What about that argument? How does that sound to you now given that we've seen the recovery since 2008, that it's different this time? Can we say that it's really not different this time, or do we know yet?
Rekenthaler: I think we could fairly say it's not different this time, and in fairness, I was wondering this in 2009 myself when I got these questions about, is buy-and-hold dead. I'd say, I don't think so. When I got the statement, buy and hold is dead, what should we do differently? I would ask back, why is 2009 different than 2007 or 1999 or 1989 or 1979? Yes, we just did have a terrible crash in 2008, one that, of course, I didn't anticipate and I was surprised by that, shocked by that, my portfolio was hurt by that, I didn't enjoy it, etc. But that didn't mean that the rules were now different.

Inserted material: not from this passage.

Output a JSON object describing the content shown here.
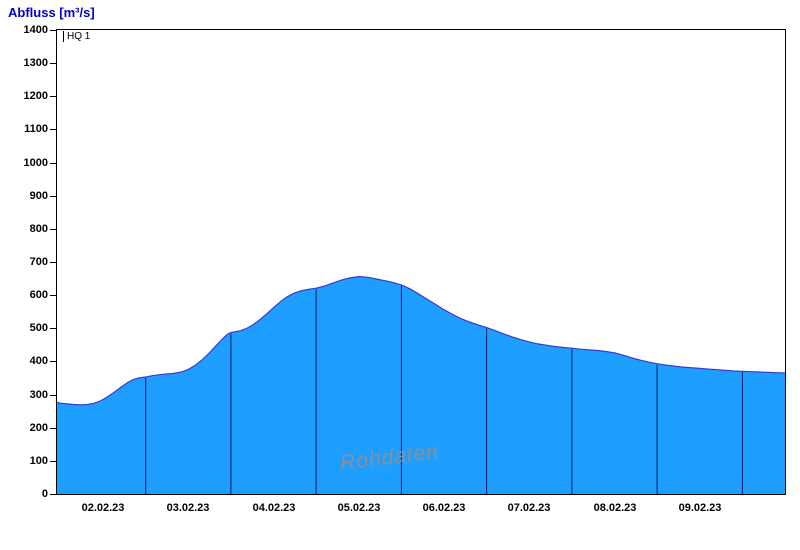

I really think that it was an emotional response, the notion that this time is different, that people were not able to distance themselves from the true shock and surprise that almost all of us had. It became something that sounded appealing. It felt like the right thing to do. It felt like it was prudent now after this crash that was just so different than anything that had happened in the market. It was much worse than 1987, which I had been around for. You have to go back to the early 1970s. So really it was 35 years before that previously had we encountered something as rocking and shattering as [2008]. I think when you step back, and we're able to do so now four years later or little more, and look at it dispassionately and say, where did that come from? Where is the defense for that? Why would the strategies that worked throughout our lifetimes … stop working at that period in time?
Stipp: John, I think the other issue with saying buy-and-hold is dead is that buy-and-hold means different things to different people. I've heard Scott Burns from Morningstar often say the missing element when you talk about buy-and-hold that's actually often used in practice is buy-and-hold, and also rebalance. So that, in a sense, when you're rebalancing, you are selling some of the winners, you are buying some of the losers, what Christine Benz calls "tactical-lite," but that rebalancing piece, which is so often part of a buy-and-hold investors' process, isn't part of that buy-and-hold statement usually when it's mentioned by itself.
Rekenthaler: That's a good point. I'm using it in fairly general terms. Buy-and-hold with rebalancing is really what I do intend, and that's the preferable way to do it. But frankly, buy-and-hold without rebalancing is a whole lot better, in my view, than when you get away from buy-and-hold and you start to get into the notion of, I am really going to adjust my portfolio's stock exposure in a top-down and mechanical, signal-driven way, because I think I can outsmart the market in doing that.
If somebody can do it, and they can have a public track record, let them do it. I haven't seen it. So, that would be a fund purchase that would have to be done on faith, and I don't think we should be bringing faith into our investments. [Faith is for] other places.
Stipp: All right, John. A very interesting history lesson and context on buy-and-hold investing versus the many different types of market-timing and asset allocation strategies we've seen over the years. Thanks for joining me.
Rekenthaler: Thank you, Jason.
Stipp: For Morningstar, I'm Jason Stipp. Thanks for watching.